# Détectez les bad buzz grace au Deeplearning

In [1]:
import warnings
warnings.simplefilter(action='ignore')

### basic libs
import os
import numpy as np
import pandas as pd
import seaborn as sns
import matplotlib.pyplot as plt
# import tensorflow as tf
from sklearn.manifold import TSNE
import nltk
from nltk.stem.snowball import EnglishStemmer
from sklearn.decomposition import LatentDirichletAllocation
from sklearn.feature_extraction.text import CountVectorizer
import gensim
import pyLDAvis
import pyLDAvis.gensim_models as gensimvis

pyLDAvis.enable_notebook()

# pd.set_option('display.max_rows', None)
# pd.set_option('display.max_columns', None)
# pd.set_option('display.width', None)
# pd.set_option('display.max_colwidth', -1)

done_preprocessing = 1

In [2]:
if not done_preprocessing:
    tweets_df = pd.read_csv('./dataset.csv', names=['target', 'id', 'date', 'flag', 'user', 'text'], encoding='latin-1')
    tweets_df = tweets_df[['target', 'text']]
    print(tweets_df.head())


In [3]:
if not done_preprocessing:
    lbls = ['Negative', '', '', '', 'Positive']
    sns.histplot(x=tweets_df["target"].apply(lambda x: lbls[x]))
    plt.show()

### Text preproccessing

In [5]:
test_size = 100000
val_size = 100000

if not done_preprocessing:
    stemmer = EnglishStemmer()
    tokenizer = nltk.RegexpTokenizer(r'\w+')
    stop_words = [stemmer.stem(w) for w in list(nltk.corpus.stopwords.words('english'))]

    def clean_up(text):
        text = text.split()
        for exclude in ['@', '/']:
            text = [w for w in text if not exclude in w]
        text = ' '.join(text)
        tokens = tokenizer.tokenize(text)
        tokens = [stemmer.stem(w) for w in tokens]
        tokens = [w for w in tokens if not w in stop_words]
        return " ".join(tokens)

    def tokenize_comments():
        tweets_df["text"] = tweets_df["text"].apply(clean_up)

    def get_most_used():
        freqs = {}
        tokenized_text = tweets_df["text"].to_list()
        for comment in tokenized_text:
            if isinstance(comment, str):
                comment = comment.split()
                for word in list(set(comment)):
                    if word in freqs:
                        freqs[word] += 1
                    else:
                        freqs[word] = 1

        freqs_list = [(x, freqs[x]/tweets_df.shape[0])for x in freqs]
        freqs_list = sorted(freqs_list, key=lambda x:x[1])[::-1]

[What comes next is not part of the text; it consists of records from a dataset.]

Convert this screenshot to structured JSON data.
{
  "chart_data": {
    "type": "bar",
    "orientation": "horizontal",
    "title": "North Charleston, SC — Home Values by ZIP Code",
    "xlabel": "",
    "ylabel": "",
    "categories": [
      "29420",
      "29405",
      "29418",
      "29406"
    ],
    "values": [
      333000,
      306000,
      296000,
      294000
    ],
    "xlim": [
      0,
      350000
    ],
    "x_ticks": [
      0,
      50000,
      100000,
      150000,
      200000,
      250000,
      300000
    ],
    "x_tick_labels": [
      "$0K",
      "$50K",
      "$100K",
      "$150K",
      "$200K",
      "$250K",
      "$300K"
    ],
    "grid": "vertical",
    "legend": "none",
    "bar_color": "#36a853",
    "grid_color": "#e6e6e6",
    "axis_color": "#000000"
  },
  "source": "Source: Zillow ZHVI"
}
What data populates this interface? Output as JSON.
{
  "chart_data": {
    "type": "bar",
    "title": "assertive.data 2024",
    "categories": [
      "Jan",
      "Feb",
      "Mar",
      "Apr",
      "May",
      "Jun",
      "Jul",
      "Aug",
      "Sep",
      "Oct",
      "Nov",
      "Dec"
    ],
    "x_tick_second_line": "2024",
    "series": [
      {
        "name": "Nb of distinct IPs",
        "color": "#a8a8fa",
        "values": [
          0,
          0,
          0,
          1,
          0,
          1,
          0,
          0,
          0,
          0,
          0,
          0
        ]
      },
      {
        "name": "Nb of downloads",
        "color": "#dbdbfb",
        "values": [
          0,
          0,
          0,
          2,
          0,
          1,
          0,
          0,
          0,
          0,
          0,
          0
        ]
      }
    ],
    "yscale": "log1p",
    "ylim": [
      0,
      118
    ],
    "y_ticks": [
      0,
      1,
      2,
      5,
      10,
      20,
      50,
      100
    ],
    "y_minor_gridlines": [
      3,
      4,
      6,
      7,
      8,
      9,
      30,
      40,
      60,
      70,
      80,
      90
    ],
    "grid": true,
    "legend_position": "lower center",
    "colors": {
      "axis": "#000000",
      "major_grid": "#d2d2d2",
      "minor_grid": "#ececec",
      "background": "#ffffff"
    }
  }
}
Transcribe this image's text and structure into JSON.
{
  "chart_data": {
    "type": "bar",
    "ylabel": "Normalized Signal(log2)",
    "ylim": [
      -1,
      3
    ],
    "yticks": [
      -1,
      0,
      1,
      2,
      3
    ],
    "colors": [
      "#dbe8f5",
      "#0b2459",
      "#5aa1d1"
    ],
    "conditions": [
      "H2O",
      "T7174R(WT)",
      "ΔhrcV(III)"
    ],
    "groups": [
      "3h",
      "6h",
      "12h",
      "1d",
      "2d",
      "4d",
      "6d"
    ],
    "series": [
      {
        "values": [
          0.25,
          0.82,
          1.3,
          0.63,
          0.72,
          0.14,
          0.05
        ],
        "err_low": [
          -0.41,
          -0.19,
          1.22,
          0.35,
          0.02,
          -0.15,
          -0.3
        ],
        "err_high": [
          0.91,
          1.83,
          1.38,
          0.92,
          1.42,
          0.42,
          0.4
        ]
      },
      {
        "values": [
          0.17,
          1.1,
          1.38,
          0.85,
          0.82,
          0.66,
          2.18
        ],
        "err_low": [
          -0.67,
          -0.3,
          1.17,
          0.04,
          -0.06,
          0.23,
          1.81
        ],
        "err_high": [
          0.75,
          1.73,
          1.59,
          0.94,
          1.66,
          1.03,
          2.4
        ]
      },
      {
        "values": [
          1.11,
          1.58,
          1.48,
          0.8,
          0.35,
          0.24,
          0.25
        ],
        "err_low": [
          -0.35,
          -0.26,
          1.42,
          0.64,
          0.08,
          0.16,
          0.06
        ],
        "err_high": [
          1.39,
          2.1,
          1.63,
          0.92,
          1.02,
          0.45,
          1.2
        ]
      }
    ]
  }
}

        out = [x[0]for x in freqs_list[:100]]

        return out 

    def clear_words(tokens):
        if isinstance(tokens, str):
            return " ".join([w for w in tokens.split() if not w in n_frequent])
        else:
            return ""

    def del_most_freq():
        global tweets_df
        tweets_df = tweets_df.dropna()
        tweets_df["text"] = tweets_df["text"].apply(clear_words)          

    tokenize_comments()    

    n_frequent = get_most_used()

    del_most_freq()
    
    test_df = tweets_df.head(test_size)
    tweets_df = tweets_df.tail(tweets_df.shape[0] - test_size)
    val_df = tweets_df.head(val_size)
    tweets_df = tweets_df.tail(tweets_df.shape[0] - val_size)
    test_df.to_csv('text_test.csv', index=False)
    val_df.to_csv('text_val.csv', index=False)
    tweets_df.to_csv('text_train.csv', index=False)

In [6]:
if done_preprocessing:
    train_df = pd.read_csv('text_train.csv')
    train_df = train_df.sample(frac=1)
    test_df = pd.read_csv('text_test.csv')
    val_df = pd.read_csv('text_val.csv')
    
train_df.head()

Unnamed: 0,target,text
976607,0,ear hurt throat hurt bitch woe eat someth
1192017,4,moment univers usual air canada seat sale quit...
490485,4,incred video
822186,4,ok ur anywher near sit class swim parti lonngg...
1372297,0,confick opossum didnt